Liquid glass is a real-time rendering effect, not just styling. It works by taking what is behind a surface and reprocessing it with blur and distortion before drawing it again.

Typical pipeline:

  • Render background into a texture
  • Apply blur (usually downsampled first)
  • Run a shader for refraction or lens distortion
  • Add highlights, glow, or chromatic effects

The GPU is required because this is per-pixel computation across the whole screen at frame rate. It relies heavily on parallel processing, which GPUs are designed for.

Where it can be built today

On Android, there are already practical building blocks for this kind of effect. Libraries like AndroidLiquidGlass and KMPLiquidGlass provide ready-made implementations ranging from simple frosted surfaces to shader-based distortion effects. These sit on top of RenderEffect, Skia, or AGSL shaders depending on complexity and Android version.

On React Native, similar ideas exist through @callstack/liquid-glass, which wraps native iOS material APIs for high-quality effects, and react-native-liquid-glass, which tries to bring a more cross-platform shader-based approach. For more control, react-native-skia is often used to build custom liquid glass effects using GPU shaders.

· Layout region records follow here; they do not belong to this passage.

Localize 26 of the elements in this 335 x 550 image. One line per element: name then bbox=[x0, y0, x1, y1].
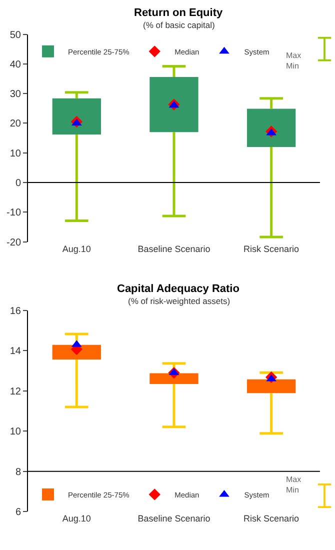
y-tick-label: -10 bbox=[6, 208, 22, 219]
annotation: Max Min bbox=[286, 51, 302, 70]
y-tick-label: 16 bbox=[10, 306, 22, 317]
chart-subtitle: (% of basic capital) bbox=[143, 20, 215, 30]
y-tick-label: 6 bbox=[15, 507, 22, 518]
y-tick-label: 30 bbox=[10, 89, 22, 100]
chart-title: Capital Adequacy Ratio bbox=[117, 283, 240, 295]
y-tick-label: 40 bbox=[10, 59, 22, 70]
y-tick-label: 14 bbox=[10, 346, 22, 358]
y-tick-label: 20 bbox=[10, 118, 22, 130]
y-tick-label: 50 bbox=[10, 30, 22, 41]
y-tick-label: 10 bbox=[10, 426, 22, 438]
chart-subtitle: (% of risk-weighted assets) bbox=[128, 296, 230, 306]
y-tick-label: 12 bbox=[10, 386, 22, 398]
x-tick-label: Risk Scenario bbox=[244, 244, 300, 254]
y-tick-label: 10 bbox=[10, 148, 22, 160]
x-tick-label: Risk Scenario bbox=[244, 514, 300, 524]
annotation: Max Min bbox=[286, 475, 302, 494]
y-tick-label: 8 bbox=[15, 466, 22, 478]
chart-title: Return on Equity bbox=[134, 7, 224, 19]
x-tick-label: Baseline Scenario bbox=[138, 514, 210, 524]
y-tick-label: -20 bbox=[6, 237, 22, 248]
x-tick-label: Aug.10 bbox=[62, 244, 91, 254]
x-tick-label: Baseline Scenario bbox=[138, 244, 210, 254]
x-tick-label: Aug.10 bbox=[62, 514, 91, 524]
y-tick-label: 0 bbox=[15, 178, 22, 190]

On the web, CSS "backdrop-filter" gives basic blur and translucency, but it cannot do real distortion or refraction. For that, WebGL or WebGPU is required. With Three.js, you can render the scene into a framebuffer and apply shader-based effects like distortion, chromatic aberration, and animated noise to simulate a liquid lens surface.

Device readiness

Due to the need for GPU power, not all devices can handle full liquid glass effects smoothly. Roughly:

  • 30% of devices can run full effects smoothly (flagships, modern GPUs)
  • 40% need simplified versions (reduced blur, fewer layers)
  • 30% require fallback due to performance limits

The main bottleneck is GPU fill rate and number of render passes, not just raw compute power.